“The formula could be compared to Pac-Man: Control of an iconic protagonist in a closed setting, pursued by multiple enemies who must be evaded by skillful navigation, or through the timely use of items scattered throughout the area, all in pursuit of a high score.”
– from the full review, which you can read here.
I think Home Alone is one of the most underrated, underappreciated video games of the NES console library.
I think Home Alone is often misunderstood.
I think some retro gaming hipsters like to think that all movie license titles make for hideous old-school games, without actually giving them a shot.
Now, yes, some of those movie license Nintendo games are definitively terrible. For example, I present Total Recall.
But, in my mind, both Home Alone and Jaws share a soft spot (also in my heart as well, I guess, as far as figurative feelings represented by anatomical analogies go). Seriously, Jaws is one of my all-time favorite (even if I do not think it is among the best) games, mostly for sentimentality (which you can read more about in my extended Reflections piece on the subject), but it truly does some unique things.
If you think of Jaws as a “crappy movie game,” then, okay, you have your boundaries pretty well-defined. But if you think of Jaws as a vertically scrolling shoot-’em-up with overworld exploration and light RPG elements, you begin to realize that your assumptions may be getting in the way of your appreciation for a game you might find fun. When you consider its insanely unique jellyfish-bombing minigame, the anxiety of a relentlessly pursuing boss, the coolness factor of the submarine power-up, and other factors, you begin to see a true treat of a game beneath the surface of generalizations that most would give it. Sure, not everyone will appreciate it, even after giving it a fair shot, but for reviewers and players and collectors alike, I have to say: Give the game a shot. Whatever the game is, just play it yourself and see what you think, without any outside expectations.
It is not a movie game, but along the line of license titles you may have assumed were terrible but might actually enjoy, is my favorite LJN game: Punisher. There is nothing quite like it on the NES, and it is good for some mindless blast-’em-up fun.
Okay, I will get off the soapbox.
Back to Home Alone.
Yes, in the review I compare it to Pac-Man. Yes, I say it may represent a prototypical survival horror game (actually, that reminds me, one last soapbox point about underappreciated movie license games, though one that maybe did not meet its potential for greatness: Jurassic Park).
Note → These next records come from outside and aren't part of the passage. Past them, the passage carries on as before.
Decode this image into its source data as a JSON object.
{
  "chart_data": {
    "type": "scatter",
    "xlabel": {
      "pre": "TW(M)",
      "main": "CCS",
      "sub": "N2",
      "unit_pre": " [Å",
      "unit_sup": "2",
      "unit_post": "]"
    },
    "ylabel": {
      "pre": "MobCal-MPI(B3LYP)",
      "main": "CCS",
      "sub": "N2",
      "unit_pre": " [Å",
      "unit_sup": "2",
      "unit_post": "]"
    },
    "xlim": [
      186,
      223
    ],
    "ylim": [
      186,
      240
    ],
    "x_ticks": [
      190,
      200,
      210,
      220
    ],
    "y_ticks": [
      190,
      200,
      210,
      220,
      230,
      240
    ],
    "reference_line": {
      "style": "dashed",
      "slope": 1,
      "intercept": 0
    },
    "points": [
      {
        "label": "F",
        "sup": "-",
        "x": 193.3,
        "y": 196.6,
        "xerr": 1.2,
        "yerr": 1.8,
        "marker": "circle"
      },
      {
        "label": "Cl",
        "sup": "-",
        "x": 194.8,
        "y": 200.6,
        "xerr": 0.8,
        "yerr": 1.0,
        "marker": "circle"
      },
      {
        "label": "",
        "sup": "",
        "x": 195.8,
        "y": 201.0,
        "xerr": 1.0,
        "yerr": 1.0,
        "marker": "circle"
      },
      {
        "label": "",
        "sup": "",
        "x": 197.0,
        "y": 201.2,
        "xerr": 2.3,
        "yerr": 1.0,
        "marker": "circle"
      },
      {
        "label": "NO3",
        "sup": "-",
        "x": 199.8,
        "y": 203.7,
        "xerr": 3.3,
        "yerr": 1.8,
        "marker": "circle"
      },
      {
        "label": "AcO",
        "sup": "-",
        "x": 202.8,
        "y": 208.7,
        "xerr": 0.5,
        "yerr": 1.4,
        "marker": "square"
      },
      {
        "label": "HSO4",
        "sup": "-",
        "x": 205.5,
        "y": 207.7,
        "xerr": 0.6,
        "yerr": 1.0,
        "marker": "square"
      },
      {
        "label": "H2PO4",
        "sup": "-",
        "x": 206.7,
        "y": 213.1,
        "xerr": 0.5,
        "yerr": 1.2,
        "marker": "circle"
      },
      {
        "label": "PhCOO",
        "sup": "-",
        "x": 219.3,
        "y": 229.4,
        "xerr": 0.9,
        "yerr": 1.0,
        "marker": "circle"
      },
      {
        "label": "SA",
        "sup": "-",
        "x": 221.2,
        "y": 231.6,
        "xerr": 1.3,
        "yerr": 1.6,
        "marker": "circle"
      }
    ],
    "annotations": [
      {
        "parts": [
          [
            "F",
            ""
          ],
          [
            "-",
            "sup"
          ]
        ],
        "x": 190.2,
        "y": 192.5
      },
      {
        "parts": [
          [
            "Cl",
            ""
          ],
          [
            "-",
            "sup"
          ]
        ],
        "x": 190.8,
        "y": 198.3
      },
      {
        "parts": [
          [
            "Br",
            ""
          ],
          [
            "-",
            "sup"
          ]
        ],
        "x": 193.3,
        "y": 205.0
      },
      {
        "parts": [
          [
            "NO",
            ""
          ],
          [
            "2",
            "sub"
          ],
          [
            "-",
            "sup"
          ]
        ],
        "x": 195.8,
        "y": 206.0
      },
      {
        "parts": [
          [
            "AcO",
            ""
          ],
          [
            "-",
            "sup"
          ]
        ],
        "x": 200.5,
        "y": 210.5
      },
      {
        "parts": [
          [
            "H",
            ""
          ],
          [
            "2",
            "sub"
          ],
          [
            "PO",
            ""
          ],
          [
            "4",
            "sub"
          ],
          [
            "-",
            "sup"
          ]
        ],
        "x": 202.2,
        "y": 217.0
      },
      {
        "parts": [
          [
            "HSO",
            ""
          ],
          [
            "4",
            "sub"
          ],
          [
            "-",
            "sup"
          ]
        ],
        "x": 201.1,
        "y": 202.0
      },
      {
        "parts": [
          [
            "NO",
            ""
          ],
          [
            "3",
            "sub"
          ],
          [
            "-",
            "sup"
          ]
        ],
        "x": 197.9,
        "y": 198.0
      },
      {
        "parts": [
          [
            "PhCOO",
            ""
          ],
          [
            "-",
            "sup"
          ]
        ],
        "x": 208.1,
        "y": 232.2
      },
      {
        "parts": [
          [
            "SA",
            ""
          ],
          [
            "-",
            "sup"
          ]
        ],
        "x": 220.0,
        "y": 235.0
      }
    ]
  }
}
There is just no other NES game like Home Alone. While it is absolutely correct that uniqueness alone does not make a game good, I would say that its distinctiveness lends it a quality of intrigue and curiosity. Those seeking an old-school challenge will realize that Home Alone not only presents a high-score counter, but also the retro mechanic of a time limit in a way that I actually enjoy rather than despise. There is never a time to rest or relax in this game, yet it is not too fast-paced. It simply demands your concentration and determination.
This is definitely one of those quirky NES games I will defend, even if most people disagree with me. I urge you to try it for yourself, and see what you think. I would love to hear about it; and, even if we do not agree, I bet it can end up with good discussion. I love the NES and its library for games like these, that I can pull out and enjoy for a quick little session, even if it not quite the masterpiece that others obviously are. A hidden gem in my book, for sure.
Oh, two things I failed to mention in the full review: 1) The baked beans are awful. Use them only if they are all you have, since they literally only incapacitate for a couple seconds. 2) I like the pause mechanic for this game, in the sense that pressing any button exits it. This allows the player to, for example, use Right on the directional pad to exit the pause screen, and thus immediately begin moving in that direction as well. How many NES games can claim that simple capability?
One last thought: Yes, the same Bethesda behind Skyrim was responsible for this game, and for Where’s Waldo?
Read The Full Review For: My exploration of why this game is not as horrible as you may have heard, but also an analysis of some of its mechanical faults.
NES Gameplay Tips for Home Alone: There are two basic types of areas in this game: “The Loop,” the looping path formed by going around in a circle by using the stairways and rope to the treehouse and down to the basement without sidetracking into any rooms whatsoever; and the dead ends, the room that you can travel into but will not continue on The Loop. Your basic strategy, with room for your own improvised tactics, is to stick to The Loop until you need to reload items, then traverse into dead ends, possibly also delaying Marv and Harry in them. Beware the stairs, as not only does Kevin travel his slowest on them, but dropping traps on them does not always work. However, my biggest gameplay tip that I offer you is this: When you drop traps, they last until tripped, even if they go far off-screen. In other words, if you already have three traps in your inventory, and are about to walk onto another one, go ahead and drop a trap and pick up the new one; not only will your inventory be full, but you now have a live trap in your wake, which will trip up the first crook to come across it. Other than that, good luck, and be careful not to rely on the “hiding place” mechanic.